5-6 March. In person at CERN (Afternoon/morning). Note clashes with Internet2 meeting.
Next online meetings:
* Wednesday 13th December 16:00 – CERN Time
* Thursday 18th January 16:00 – CERN time
Tuesday 6th Feb 17:00 – CERN time.
CHEP PAPER
Happy to make changes to the paper as suggested by the reviewer. Andrea’s paper is more than 8 pages, so don’t try and cut stuff to keep within 8 pages (it’s online only).
Other conferences:
· ISGC end of March – current call for papers end of November
o Nominate Bruno to put in a talk. Result of this IPv6 work for DC24?
· TNC – put in a one pager on IPv6 – Chris/Tim
o DC24 in general and then IPv6 side – towards IPv6 only
The link is here:
https://eur01.safelinks.protection.outlook.com/?url=https%3A%2F%2Ftnc24.geant.org%2Fsubmit%2F&data=05%7C01%7Cchristopher.walker%40jisc.ac.uk%7Ca7d1979fad914c8b0cb108dbec1980f7%7C48f9394d8a144d2782a6f35f12361205%7C0%7C0%7C638363366504018547%7CUnknown%7CTWFpbGZsb3d8eyJWIjoiMC4wLjAwMDAiLCJQIjoiV2luMzIiLCJBTiI6Ik1haWwiLCJXVCI6Mn0%3D%7C3000%7C%7C%7C&sdata=ZdpY7kqmmwmkc5wR4TXSC0ubruZ6tL4TOboOrXhfAxA%3D&reserved=0
· CHEP next year in Poland.
o Need to give it a slightly different spin – we’ve already done towards IPv6 only.
· Hepix
o Meet in Paris in 15-19 April (after Easter). CEA-IRFU Paris
o Always submit a working group report.
o Should we offer some IPv6 training.
§ Tier1/2
§ IPv6 only clusters – don’t tend to get many networking people.
§ Could it match with worker node roll out (eg Dan’s talk yesterday).
§ Half day – say 3 hours
· Little bit of explanation on IPv6
· Network bit – only very scratch
· Administering and configuring nodes
· Highlight some of the programming issues (ex perfsonar)
§ Hepix board was wanting to involve CERN more in this
§ Hepix was by design no side tracks
· WLCG collaboration in May
o Perhaps could repeat the IPv6 training
o Note that SKA may host a future one.
· Next LHCONE meeting has half a day with SKA (Catania in April)
IPv6 only testing.
Perfsonar – discussed yesterday.
USCMS (and ATLAS) would like to move to supporting IPv6 only worker nodes.
· Request put in yesterday for CMS to have an IPv6 instance of ETF.
· Raul at Brunel has some IPv6 only nodes as reported yesterday.
· Do we want to encourage more members of the working group
· Lots of effort – to deploy IPv6 only.
o Question is what IPv6only means
§ Does it include deployment system
§ Containers IPv6 only?
§ Monitoring
o Still needs to be maintained separately
§ May be able to do it automagically
§ For RAL it’s “easy”
o Could we do clat on nodes (as Jen from google talked about at IPv6 council)

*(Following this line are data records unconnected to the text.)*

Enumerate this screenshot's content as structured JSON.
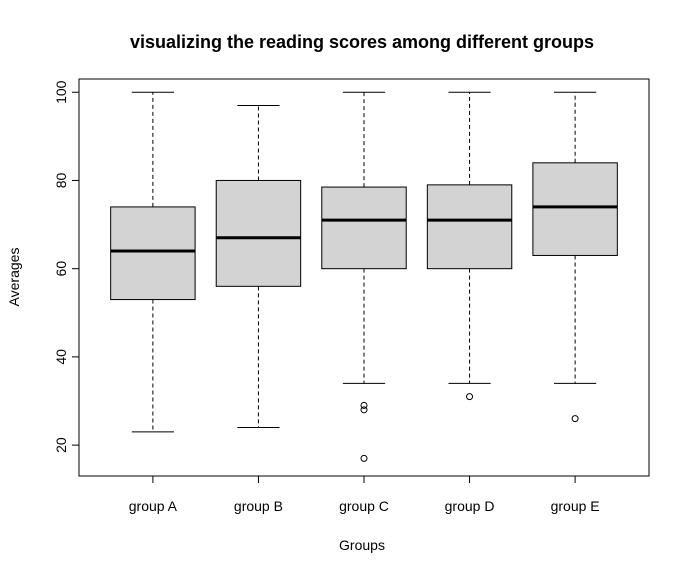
{
  "chart_data": {
    "type": "box",
    "title": "visualizing the reading scores among different groups",
    "xlabel": "Groups",
    "ylabel": "Averages",
    "ylim": [
      13,
      103
    ],
    "yticks": [
      20,
      40,
      60,
      80,
      100
    ],
    "grid": false,
    "categories": [
      "group A",
      "group B",
      "group C",
      "group D",
      "group E"
    ],
    "boxes": [
      {
        "whisker_low": 23,
        "q1": 53,
        "median": 64,
        "q3": 74,
        "whisker_high": 100,
        "outliers": []
      },
      {
        "whisker_low": 24,
        "q1": 56,
        "median": 67,
        "q3": 80,
        "whisker_high": 97,
        "outliers": []
      },
      {
        "whisker_low": 34,
        "q1": 60,
        "median": 71,
        "q3": 78.5,
        "whisker_high": 100,
        "outliers": [
          17,
          28,
          29
        ]
      },
      {
        "whisker_low": 34,
        "q1": 60,
        "median": 71,
        "q3": 79,
        "whisker_high": 100,
        "outliers": [
          31
        ]
      },
      {
        "whisker_low": 34,
        "q1": 63,
        "median": 74,
        "q3": 84,
        "whisker_high": 100,
        "outliers": [
          26
        ]
      }
    ],
    "box_color": "#d3d3d3"
  }
}
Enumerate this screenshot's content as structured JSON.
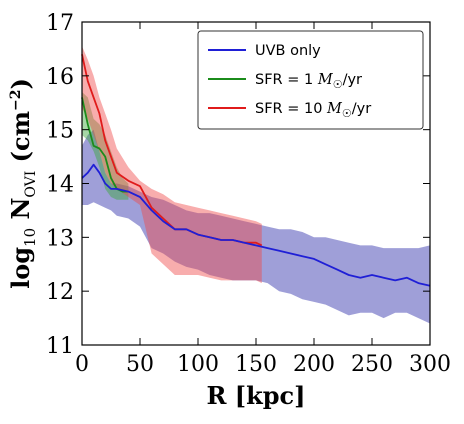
{
  "chart_data": {
    "type": "line",
    "xlabel": "R [kpc]",
    "ylabel_parts": {
      "base": "log",
      "base_sub": "10",
      "symbol": " N",
      "symbol_sub": "OVI",
      "unit": " (cm",
      "unit_sup": "−2",
      "unit_end": ")"
    },
    "xlim": [
      0,
      300
    ],
    "ylim": [
      11,
      17
    ],
    "xticks": [
      0,
      50,
      100,
      150,
      200,
      250,
      300
    ],
    "yticks": [
      11,
      12,
      13,
      14,
      15,
      16,
      17
    ],
    "grid": false,
    "legend_position": "top-right",
    "series": [
      {
        "name": "UVB only",
        "label_parts": {
          "pre": "UVB only",
          "math": "",
          "msub": "",
          "post": ""
        },
        "color": "#1f1fd6",
        "fill": "#2a2aa8",
        "x": [
          0,
          5,
          10,
          15,
          20,
          25,
          30,
          40,
          50,
          60,
          70,
          80,
          90,
          100,
          110,
          120,
          130,
          140,
          150,
          160,
          170,
          180,
          190,
          200,
          210,
          220,
          230,
          240,
          250,
          260,
          270,
          280,
          290,
          300
        ],
        "y": [
          14.1,
          14.2,
          14.35,
          14.2,
          14.0,
          13.9,
          13.9,
          13.85,
          13.75,
          13.5,
          13.3,
          13.15,
          13.15,
          13.05,
          13.0,
          12.95,
          12.95,
          12.9,
          12.85,
          12.8,
          12.75,
          12.7,
          12.65,
          12.6,
          12.5,
          12.4,
          12.3,
          12.25,
          12.3,
          12.25,
          12.2,
          12.25,
          12.15,
          12.1
        ],
        "y_low": [
          13.6,
          13.6,
          13.65,
          13.6,
          13.55,
          13.5,
          13.4,
          13.35,
          13.2,
          12.8,
          12.7,
          12.55,
          12.45,
          12.4,
          12.3,
          12.25,
          12.2,
          12.2,
          12.2,
          12.15,
          12.0,
          11.95,
          11.85,
          11.8,
          11.75,
          11.65,
          11.55,
          11.6,
          11.6,
          11.5,
          11.6,
          11.6,
          11.5,
          11.4
        ],
        "y_high": [
          14.7,
          14.9,
          15.0,
          14.6,
          14.2,
          14.0,
          14.0,
          13.95,
          13.85,
          13.75,
          13.7,
          13.6,
          13.5,
          13.45,
          13.45,
          13.4,
          13.35,
          13.3,
          13.25,
          13.2,
          13.15,
          13.15,
          13.1,
          13.0,
          13.0,
          12.95,
          12.9,
          12.85,
          12.85,
          12.8,
          12.8,
          12.8,
          12.8,
          12.85
        ]
      },
      {
        "name": "SFR = 1 M☉/yr",
        "label_parts": {
          "pre": "SFR = 1 ",
          "math": "M",
          "msub": "☉",
          "post": "/yr"
        },
        "color": "#1b8c1b",
        "fill": "#3aa83a",
        "x": [
          0,
          5,
          10,
          15,
          20,
          25,
          30,
          35,
          40
        ],
        "y": [
          15.6,
          15.1,
          14.7,
          14.65,
          14.5,
          14.1,
          13.9,
          13.85,
          13.85
        ],
        "y_low": [
          14.9,
          14.8,
          14.6,
          14.3,
          13.9,
          13.75,
          13.7,
          13.7,
          13.7
        ],
        "y_high": [
          15.7,
          15.6,
          15.2,
          15.1,
          14.9,
          14.6,
          14.3,
          14.1,
          14.0
        ]
      },
      {
        "name": "SFR = 10 M☉/yr",
        "label_parts": {
          "pre": "SFR = 10 ",
          "math": "M",
          "msub": "☉",
          "post": "/yr"
        },
        "color": "#e01b1b",
        "fill": "#f04a4a",
        "x": [
          0,
          5,
          10,
          15,
          20,
          25,
          30,
          40,
          50,
          60,
          70,
          80,
          90,
          100,
          110,
          120,
          130,
          140,
          150,
          155
        ],
        "y": [
          16.4,
          15.9,
          15.6,
          15.3,
          14.8,
          14.5,
          14.2,
          14.05,
          13.95,
          13.55,
          13.35,
          13.15,
          13.15,
          13.05,
          13.0,
          12.95,
          12.95,
          12.9,
          12.9,
          12.85
        ],
        "y_low": [
          15.4,
          15.2,
          14.9,
          14.6,
          14.2,
          14.0,
          13.9,
          13.75,
          13.6,
          12.7,
          12.5,
          12.3,
          12.3,
          12.3,
          12.25,
          12.2,
          12.2,
          12.2,
          12.2,
          12.15
        ],
        "y_high": [
          16.55,
          16.3,
          16.0,
          15.6,
          15.3,
          15.0,
          14.65,
          14.3,
          14.05,
          13.9,
          13.8,
          13.65,
          13.6,
          13.55,
          13.5,
          13.45,
          13.4,
          13.35,
          13.3,
          13.25
        ]
      }
    ]
  }
}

§ Then look at logging (what’s the performance impact of this).
§ One of the threads at IETF hackathon is clat.
· Fermilab and Brookhaven, RALPP, AGLT, QMUL, CERN
· Last year’s talk at IPv6 council on how cloud providers implement IPv6 The Cloud, IPv6, and the Enterprise – Radek Zajic [slides] [video] - excellent talk on cloud support for IPv6.